Holding something like silver and gold is a store of value.

Holding onto USD or any printed paper money is pretty much a long-term guaranteed loss.

Store of value does not mean the entire value is maintained or increased, it means that the commodity or currency will be predictably valuable or useful at a later date. It is possible and fairly easy to model the future value (purchasing power) of the US dollar with reasonable accuracy. The same can not be said for BTC. The purchasing power of $100,000 USD in a bank account today will very likely hold the same purchasing power next week. In ten years that $100,000 will likely have the purchasing power of about $75,000 of today's dollars if we disregard interest. Confidence in future value is essential to a money. Listen, I have quite a bit of BTC myself, but I view it as many others do, as a speculative asset. At the moment BTC fails to function as a viable currency.
 
Interesting; some UT students have put together a logarithmic chart of the bitcoin price and it's actually a very steady,
predictable growth, possibly led that way by the predictable mining reward halvings and hash rate difficulty adjustments
built into the system:

GOYWUMo.png



Keep in mind, this chart doesn't say that BTC will be worth a million bucks in 2017; there is a limit of what the world economy
will allow for before that point, I'm sure.

But I'm betting that this limit is above $25,000/btc.
 
lukep, is that chart saying that if I buy $10K worth of bitcoins today, in 2 years they will gain $3M in value?
NEVER NOT BELIEVE

[ame="http://www.youtube.com/watch?v=VcjzHMhBtf0"]Journey - Don't Stop Believin' (Live in Houston) - YouTube[/ame]
 
There is this perception that I am anti-Bitcoin because I hate freedom and libertarianism and technology.

That's not the case. I'd love to see a genuine market money emerge as the standard somewhere, if not everywhere.

That's not Bitcoin. There are too many flaws with it, and there have been a lot of flaws with its introduction and marketing.

The so-called "features" of Bitcoin are inconsequential to what money needs to be in order to become both a medium of exchange AND a store of value.

So yeah, I think Bitcoin is a bad solution, and most of the momentum comes from people with a speculative stake, or ideological zealots.

I will happily cheer the day we get a good money. The world will change.
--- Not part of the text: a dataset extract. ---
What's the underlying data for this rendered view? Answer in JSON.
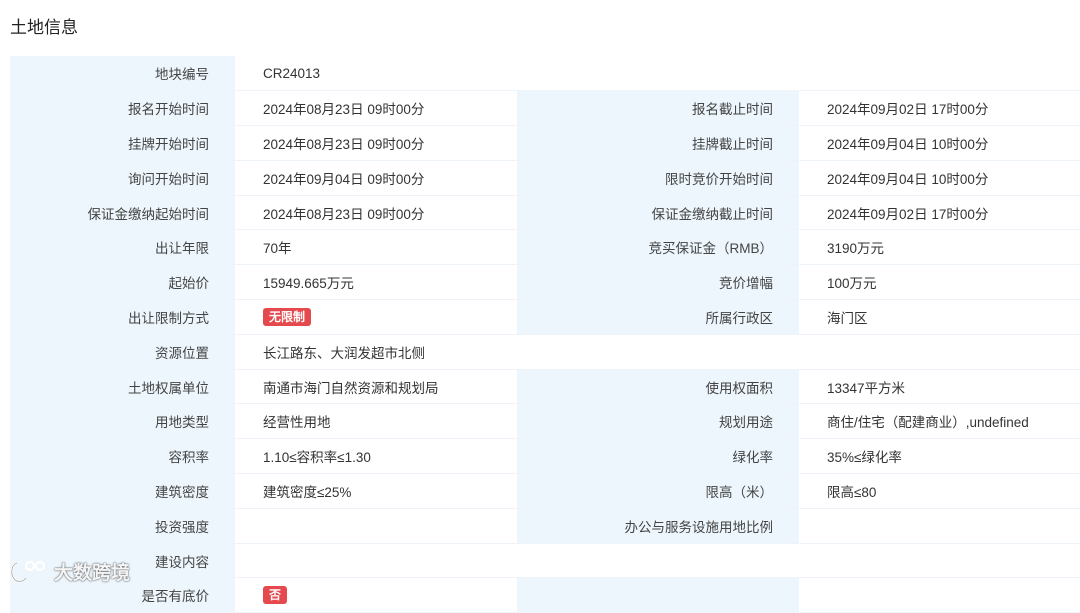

What are these flaws? So far you have noted the flaws to be that governments won't accept it, namely the US. IE bitcoin won't work because the powers that be will force you to continue using their currency instead.
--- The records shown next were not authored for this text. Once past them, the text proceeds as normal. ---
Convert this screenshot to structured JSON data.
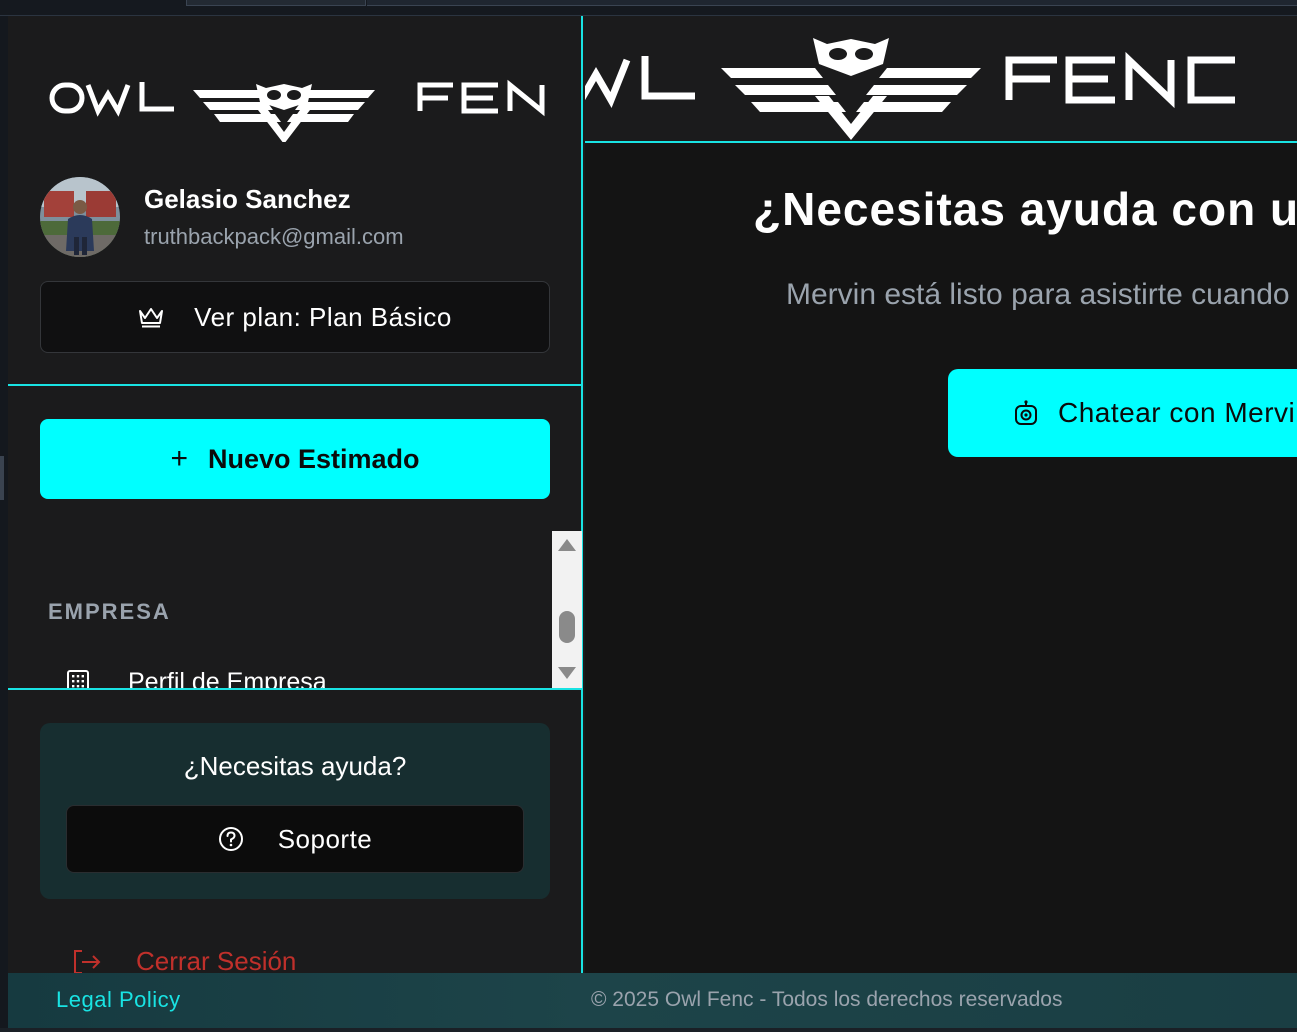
{
  "brand": {
    "logo_left_word": "OWL",
    "logo_right_word": "FENC"
  },
  "user": {
    "name": "Gelasio Sanchez",
    "email": "truthbackpack@gmail.com"
  },
  "sidebar": {
    "plan_button_label": "Ver plan: Plan Básico",
    "plan_icon": "crown-icon",
    "new_estimate_label": "Nuevo Estimado",
    "new_estimate_icon": "plus-icon",
    "section_empresa": "EMPRESA",
    "nav_items": [
      {
        "label": "Perfil de Empresa",
        "icon": "building-icon"
      }
    ],
    "help_title": "¿Necesitas ayuda?",
    "support_label": "Soporte",
    "support_icon": "help-circle-icon",
    "logout_label": "Cerrar Sesión",
    "logout_icon": "logout-icon"
  },
  "main": {
    "title": "¿Necesitas ayuda con un",
    "subtitle": "Mervin está listo para asistirte cuando",
    "chat_button_label": "Chatear con Mervin",
    "chat_icon": "bot-icon"
  },
  "footer": {
    "legal_label": "Legal Policy",
    "copyright": "© 2025 Owl Fenc - Todos los derechos reservados"
  },
  "colors": {
    "accent": "#00ffff",
    "danger": "#c0302b",
    "sidebar_bg": "#1b1b1c",
    "main_bg": "#141414"
  }
}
So the currency is flawed because the corrupt centralized government currencies it aims to displace will never accept it? Isn't this the battle?
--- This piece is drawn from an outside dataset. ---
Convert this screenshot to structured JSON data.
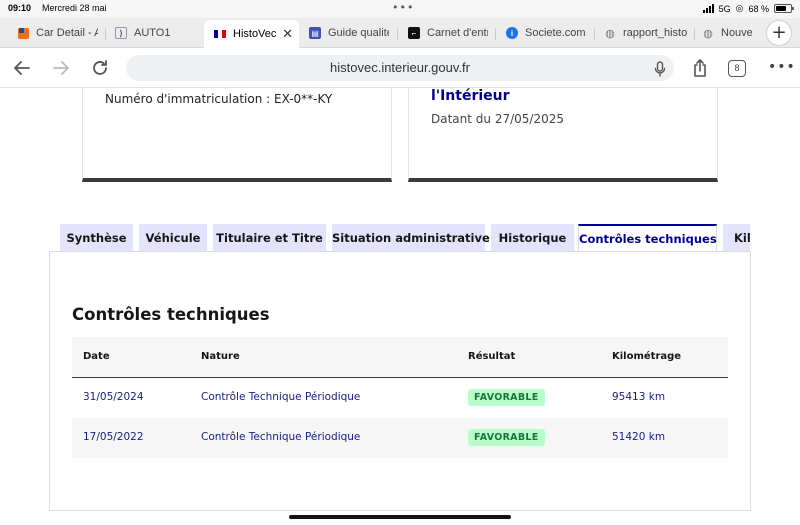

That's like stating anarchism is flawed because you will never dethrone the current US government. Or what am I missing in your argument?
 
What are these flaws?
I probably have 200 posts about Bitcoin on this forum. You can look them up with the Advanced search "bitcoin" and user = guerilla.

That's like stating anarchism is flawed because you will never dethrone the current US government.
Anarchism is an ideal.

We don't have anarchism because of sucker/non-sucker dynamics.

That something will or will not happen isn't important. Causality is important. The Five Whys.